When is it taxable
When a person is deemed to be trading in properties, the gains from the sale of property in Singapore is income and it is taxable. As to whether a person is deemed to be carrying on a trade, it depends on the circumstances of that individual.
To determine if a person is trading in properties, IRAS applies a set of guidelines known as the "badges of trade". There are criteria under the badges of trade and IRAS considers all facts of each case to determine whether the gains are taxable.
Examples of the criteria are as follows:
• Frequency of transactions (buying and selling of properties)

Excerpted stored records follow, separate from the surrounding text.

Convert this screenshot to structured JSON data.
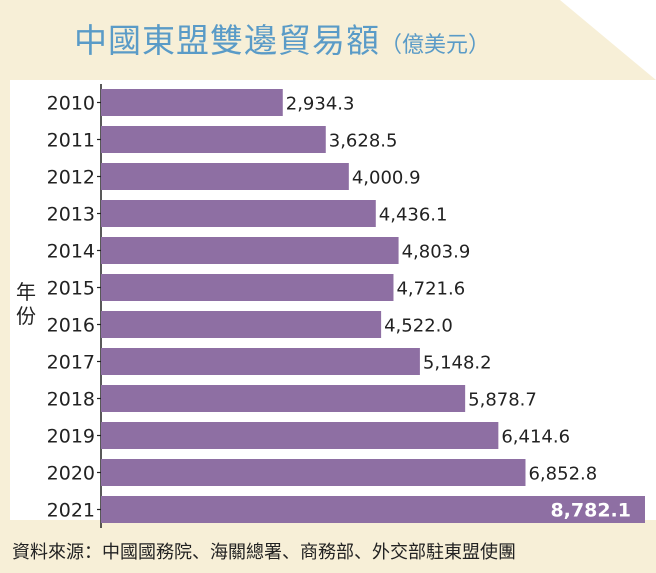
{
  "header": {
    "title": "中國東盟雙邊貿易額",
    "unit": "（億美元）"
  },
  "chart_data": {
    "type": "bar",
    "orientation": "horizontal",
    "title": "中國東盟雙邊貿易額（億美元）",
    "ylabel": "年份",
    "xlabel": "",
    "categories": [
      "2010",
      "2011",
      "2012",
      "2013",
      "2014",
      "2015",
      "2016",
      "2017",
      "2018",
      "2019",
      "2020",
      "2021"
    ],
    "values": [
      2934.3,
      3628.5,
      4000.9,
      4436.1,
      4803.9,
      4721.6,
      4522.0,
      5148.2,
      5878.7,
      6414.6,
      6852.8,
      8782.1
    ],
    "value_labels": [
      "2,934.3",
      "3,628.5",
      "4,000.9",
      "4,436.1",
      "4,803.9",
      "4,721.6",
      "4,522.0",
      "5,148.2",
      "5,878.7",
      "6,414.6",
      "6,852.8",
      "8,782.1"
    ],
    "xlim": [
      0,
      8782.1
    ],
    "grid": false,
    "colors": {
      "bar": "#8e6fa3",
      "highlight_label": "#ffffff",
      "axis": "#222222"
    }
  },
  "footer": {
    "source": "資料來源：中國國務院、海關總署、商務部、外交部駐東盟使團"
  },
  "colors": {
    "background": "#f7efd7",
    "title": "#5a9bc7",
    "plot_bg": "#ffffff"
  }
}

• Reasons for acquiring and selling of property
• Financial means to hold the property for long term
• Holding period
Brief History of Taxation in Singapore
Debated since before World War I, income tax had been introduced briefly during World War I and II to raise revenue for the war effort. But the tax was unpopular, and with many opposing the need for it, income tax stayed off the agenda.
The end of World War II highlighted the need for new infrastructure and fresh sources of revenue, giving renewed impetus to the introduction of income tax.

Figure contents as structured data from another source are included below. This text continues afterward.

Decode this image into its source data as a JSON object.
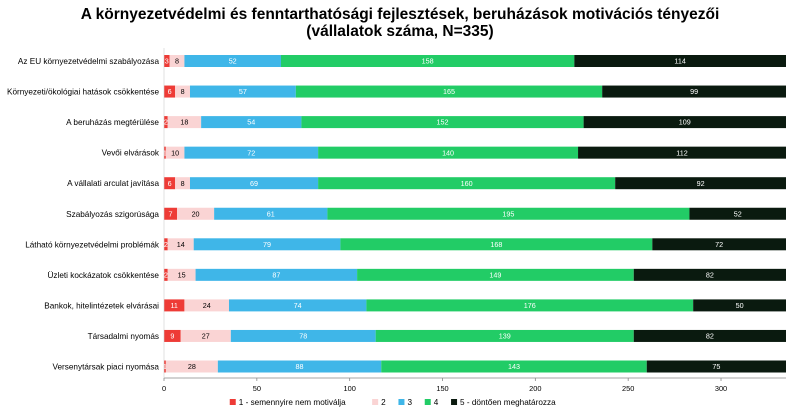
{
  "chart_data": {
    "type": "bar",
    "orientation": "horizontal",
    "stacked": true,
    "title": "A környezetvédelmi és fenntarthatósági fejlesztések, beruházások motivációs tényezői",
    "subtitle": "(vállalatok száma, N=335)",
    "categories": [
      "Az EU környezetvédelmi szabályozása",
      "Környezeti/ökológiai hatások csökkentése",
      "A beruházás megtérülése",
      "Vevői elvárások",
      "A vállalati arculat javítása",
      "Szabályozás szigorúsága",
      "Látható környezetvédelmi problémák",
      "Üzleti kockázatok csökkentése",
      "Bankok, hitelintézetek elvárásai",
      "Társadalmi nyomás",
      "Versenytársak piaci nyomása"
    ],
    "series": [
      {
        "name": "1 - semennyire nem motiválja",
        "color": "#ee3b36",
        "label_color": "#ffffff",
        "values": [
          3,
          6,
          2,
          1,
          6,
          7,
          2,
          2,
          11,
          9,
          1
        ]
      },
      {
        "name": "2",
        "color": "#fad4d4",
        "label_color": "#000000",
        "values": [
          8,
          8,
          18,
          10,
          8,
          20,
          14,
          15,
          24,
          27,
          28
        ]
      },
      {
        "name": "3",
        "color": "#3fb6e8",
        "label_color": "#ffffff",
        "values": [
          52,
          57,
          54,
          72,
          69,
          61,
          79,
          87,
          74,
          78,
          88
        ]
      },
      {
        "name": "4",
        "color": "#22cc66",
        "label_color": "#ffffff",
        "values": [
          158,
          165,
          152,
          140,
          160,
          195,
          168,
          149,
          176,
          139,
          143
        ]
      },
      {
        "name": "5 - döntően meghatározza",
        "color": "#0a1a0f",
        "label_color": "#ffffff",
        "values": [
          114,
          99,
          109,
          112,
          92,
          52,
          72,
          82,
          50,
          82,
          75
        ]
      }
    ],
    "x_ticks": [
      0,
      50,
      100,
      150,
      200,
      250,
      300
    ],
    "xlim": [
      0,
      335
    ],
    "grid": false,
    "legend_position": "bottom"
  }
}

In 1947 Income Tax was introduced in Singapore under the British colonial government. In 1948 the Income Tax Act was imposed. The Act was based on the Model Colonial Territories Income Tax Ordinance 1922, which was devised for British colonies at that time. Therefore, Singapore’s tax laws share common historical roots with those of Malaysia, Australia, New Zealand and South Africa.

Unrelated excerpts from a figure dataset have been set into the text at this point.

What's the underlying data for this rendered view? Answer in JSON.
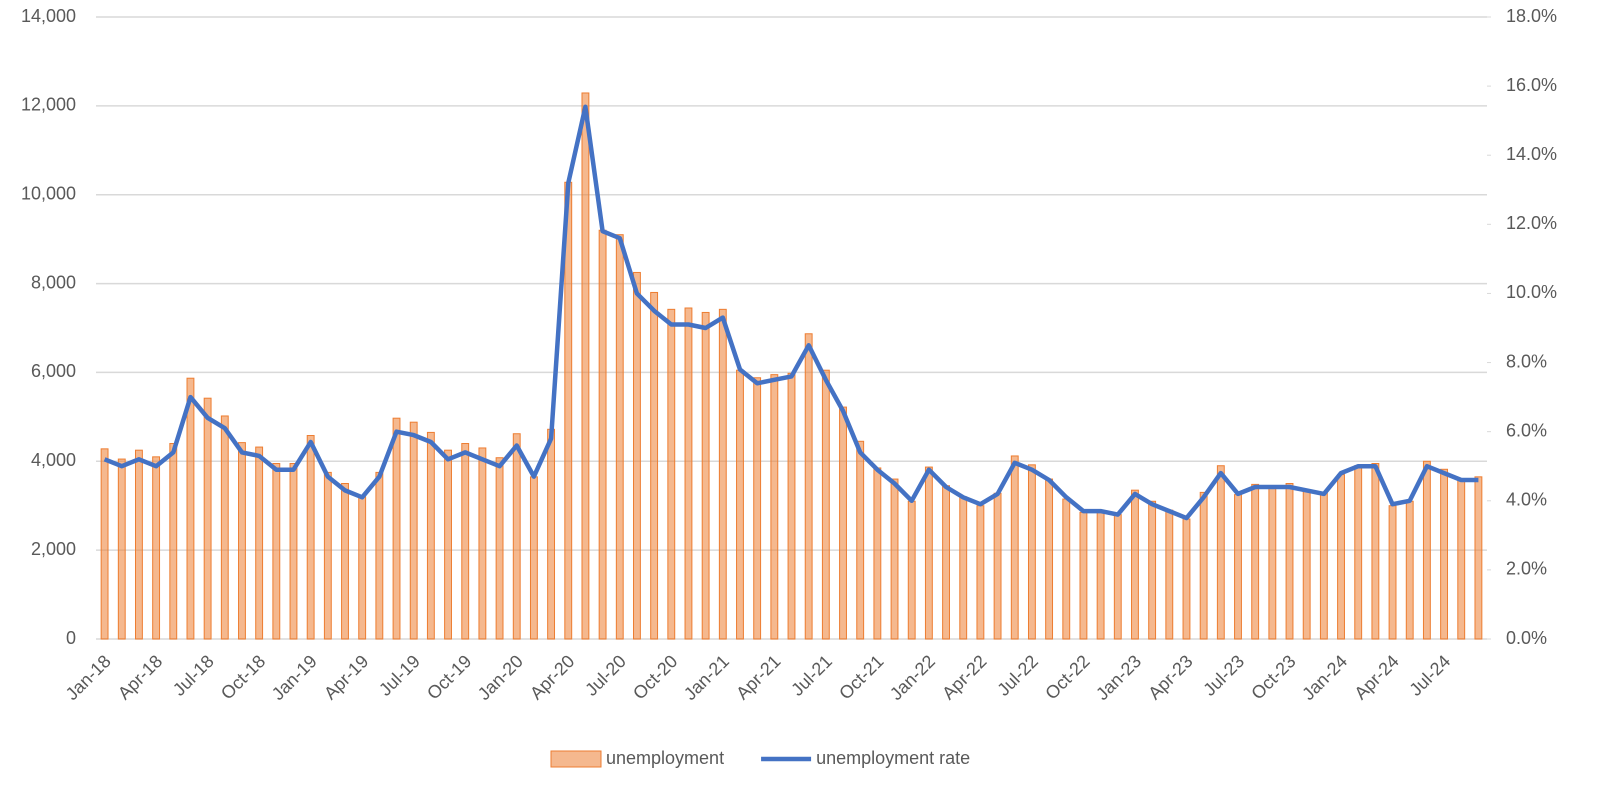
{
  "chart_data": {
    "type": "combo",
    "categories": [
      "Jan-18",
      null,
      null,
      "Apr-18",
      null,
      null,
      "Jul-18",
      null,
      null,
      "Oct-18",
      null,
      null,
      "Jan-19",
      null,
      null,
      "Apr-19",
      null,
      null,
      "Jul-19",
      null,
      null,
      "Oct-19",
      null,
      null,
      "Jan-20",
      null,
      null,
      "Apr-20",
      null,
      null,
      "Jul-20",
      null,
      null,
      "Oct-20",
      null,
      null,
      "Jan-21",
      null,
      null,
      "Apr-21",
      null,
      null,
      "Jul-21",
      null,
      null,
      "Oct-21",
      null,
      null,
      "Jan-22",
      null,
      null,
      "Apr-22",
      null,
      null,
      "Jul-22",
      null,
      null,
      "Oct-22",
      null,
      null,
      "Jan-23",
      null,
      null,
      "Apr-23",
      null,
      null,
      "Jul-23",
      null,
      null,
      "Oct-23",
      null,
      null,
      "Jan-24",
      null,
      null,
      "Apr-24",
      null,
      null,
      "Jul-24",
      null,
      null
    ],
    "series": [
      {
        "name": "unemployment",
        "type": "bar",
        "color": "#ed7d31",
        "values": [
          4280,
          4050,
          4250,
          4100,
          4400,
          5870,
          5420,
          5020,
          4420,
          4320,
          3950,
          3950,
          4580,
          3750,
          3500,
          3200,
          3750,
          4970,
          4880,
          4650,
          4250,
          4400,
          4300,
          4080,
          4620,
          3650,
          4720,
          10280,
          12290,
          9200,
          9100,
          8250,
          7800,
          7420,
          7450,
          7350,
          7420,
          6050,
          5880,
          5950,
          5980,
          6870,
          6050,
          5220,
          4450,
          3850,
          3600,
          3100,
          3870,
          3450,
          3200,
          3000,
          3280,
          4120,
          3920,
          3600,
          3150,
          2850,
          2900,
          2800,
          3350,
          3100,
          2900,
          2700,
          3300,
          3900,
          3250,
          3480,
          3450,
          3500,
          3350,
          3300,
          3700,
          3900,
          3950,
          3000,
          3100,
          4000,
          3820,
          3600,
          3650
        ]
      },
      {
        "name": "unemployment rate",
        "type": "line",
        "color": "#4472c4",
        "axis": "y2",
        "values": [
          5.2,
          5.0,
          5.2,
          5.0,
          5.4,
          7.0,
          6.4,
          6.1,
          5.4,
          5.3,
          4.9,
          4.9,
          5.7,
          4.7,
          4.3,
          4.1,
          4.7,
          6.0,
          5.9,
          5.7,
          5.2,
          5.4,
          5.2,
          5.0,
          5.6,
          4.7,
          5.8,
          13.2,
          15.4,
          11.8,
          11.6,
          10.0,
          9.5,
          9.1,
          9.1,
          9.0,
          9.3,
          7.8,
          7.4,
          7.5,
          7.6,
          8.5,
          7.5,
          6.6,
          5.4,
          4.9,
          4.5,
          4.0,
          4.9,
          4.4,
          4.1,
          3.9,
          4.2,
          5.1,
          4.9,
          4.6,
          4.1,
          3.7,
          3.7,
          3.6,
          4.2,
          3.9,
          3.7,
          3.5,
          4.1,
          4.8,
          4.2,
          4.4,
          4.4,
          4.4,
          4.3,
          4.2,
          4.8,
          5.0,
          5.0,
          3.9,
          4.0,
          5.0,
          4.8,
          4.6,
          4.6
        ]
      }
    ],
    "ylim": [
      0,
      14000
    ],
    "yticks": [
      0,
      {
        "value": 2000,
        "label": "2,000"
      },
      {
        "value": 4000,
        "label": "4,000"
      },
      {
        "value": 6000,
        "label": "6,000"
      },
      {
        "value": 8000,
        "label": "8,000"
      },
      {
        "value": 10000,
        "label": "10,000"
      },
      {
        "value": 12000,
        "label": "12,000"
      },
      {
        "value": 14000,
        "label": "14,000"
      }
    ],
    "y2lim": [
      0,
      18
    ],
    "y2ticks": [
      {
        "value": 0,
        "label": "0.0%"
      },
      {
        "value": 2,
        "label": "2.0%"
      },
      {
        "value": 4,
        "label": "4.0%"
      },
      {
        "value": 6,
        "label": "6.0%"
      },
      {
        "value": 8,
        "label": "8.0%"
      },
      {
        "value": 10,
        "label": "10.0%"
      },
      {
        "value": 12,
        "label": "12.0%"
      },
      {
        "value": 14,
        "label": "14.0%"
      },
      {
        "value": 16,
        "label": "16.0%"
      },
      {
        "value": 18,
        "label": "18.0%"
      }
    ],
    "grid": true,
    "legend": "bottom"
  }
}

With Independence in 1965, Singapore promoted a policy of rapid industrialisation and building an export oriented industrial base, to stimulate growth and employment. Hence in the 1960s labour-intensive industries were encouraged by tax incentives. The Economic Expansion Incentives Act was introduced in 1967. Companies which managed to grow their exports enjoyed as much as a 90% tax exemption on the increased export income. Interest paid on foreign loans granted to a local industrial company was tax exempt.
In the 1970s growth of the service sector was high on the government’s agenda. Tax policy played its part in the financial sector with the exemption of interest on Asian dollar bonds from 1973. Shipping was also actively promoted. Income from the operation and charter of Singapore ships drew tax exemptions. Tax measures to support urban redevelopment were also introduced. Different property taxes were also phased out. Tax policies in the 1970s were also influenced by social needs. Contributions to the Central Provident Fund were tax deductible and other tax relief measures were introduced.
As Singapore became more developed, it became a more expensive place for businesses in the 1980s. Measures to revamp the economy, with the aim of making it more competitive was introduced. Changes to government policies, incentives and taxes were considered. The late 1980s marked a significant shift towards lowering both corporate and individual taxes. In 1987 corporate tax rates were lowered from 40% to 33%.
This period witnessed major changes in tax policies. There was a shift towards lower direct taxes and the focus was on indirect taxes. The trend towards indirect taxation resulted in the introduction of the Goods and Services Tax (GST) in 1994. It is a tax on domestic consumption and applies to all goods and services supplied in Singapore except for financial services and residential properties. It was in this period that the trend of lowering corporate and individual tax rates accelerated.
2000 and beyond
This has been the phase of innovation and entrepreneurship. A number of measures were, and are being introduced to attract foreign talent and investment. Tax rates were further lowered and currently capped at 18% (17% from 2010) for companies and 20% for individuals. This period witnessed the introduction of group relief and the one-tier corporate tax system.